TERA: da stoffa ad anima
TERA: da stoffa ad anima
MILANO, 15 ottobre 2009 – Se si pensa alla divisa subito alla mente affiorano le grandi presentazioni di calcio, basket e pallavolo con i tanti flash e i microfoni dei giornalisti che si intrufolano in piccoli spazi per poter strappare qualche parola. Il messaggio che arriva al pubblico è chiaro e lampante, la divisa è il punto di forza che identifica con carattere il team. Se penso ai nero-azzurri subito alla mia mente arriva la maglia dell’Inter, se per strada dico rosso-neri mi sento urlare forza Milan. La memoria visiva infatti è come una spugna e spesso prevale sulla memoria concettuale. Come mai questa introduzione?
La risposta non può tardare. La divisa crea l’appartenenza ad un gruppo, permette di aderire e sposare una certa filosofia.
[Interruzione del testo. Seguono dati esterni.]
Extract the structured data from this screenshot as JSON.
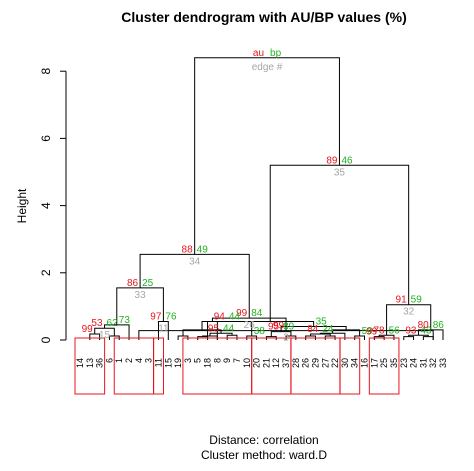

Queste parole non arrivano a caso, ma alla vigilia di un appuntamento internazionale che ormai da anni accende gli animi di Piemonte, Liguria e Lombardia. TERA, Trophèe Europèen des Règion à l’Aviron unirà i tre storici partecipanti (Italia, Svizzera e Francia) ad altre due colonne europee: Spagna e Germania.
Siamo oramai a 40 ore dall’evento, non ci sono flash e nemmeno microfoni. Solo un manichino ed una tastiera che presenta il marchio che unirà sotto lo stesso denominatore comune gli atleti delle tre realtà regionali: il body.
Una linea alla moda, aderenza sui fianchi e grande slancio verso l’alto dato dalle linee curve orizzontali e diagonali. Novità, freschezza ed innovazione i tre aggettivi che identificano le caratteristiche di questa divisa.
Altro aspetto da non sottovalutare sta nella scelta dei colori: rosso, blu e verde le tre tonalità che nella storia hanno identificato le tre regioni italiane. L’obiettivo infatti è stato quello di dare la giusta importanza anche alla terra di provenienza degli atleti che ad Aiguebelette cercheranno di portare alto il nome dell’Italia.
Ovviamente non poteva mancare il richiamo patriottico, il colore predominante infatti è l’azzurro e sulla schiena spicca la grande scritta “Italia”. Non manca nemmeno il tricolore, infatti il cappello della lettera I è un piccolo tricolore in miniatura.
Partendo dal fianco ed culminando sul cuore, ecco il nome della manifestazione nelle due lingue dell’evento: Francese ed Inglese.
Il luogo e l’anno di svolgimento chiudono il cerchio di quella divisa che, una volta indossata, potrà finire nell’armadio dei ricordi. Prima della creazione quel metro di stoffa era semplice lycra, ora ha un anima e prenderà forma durante il week end.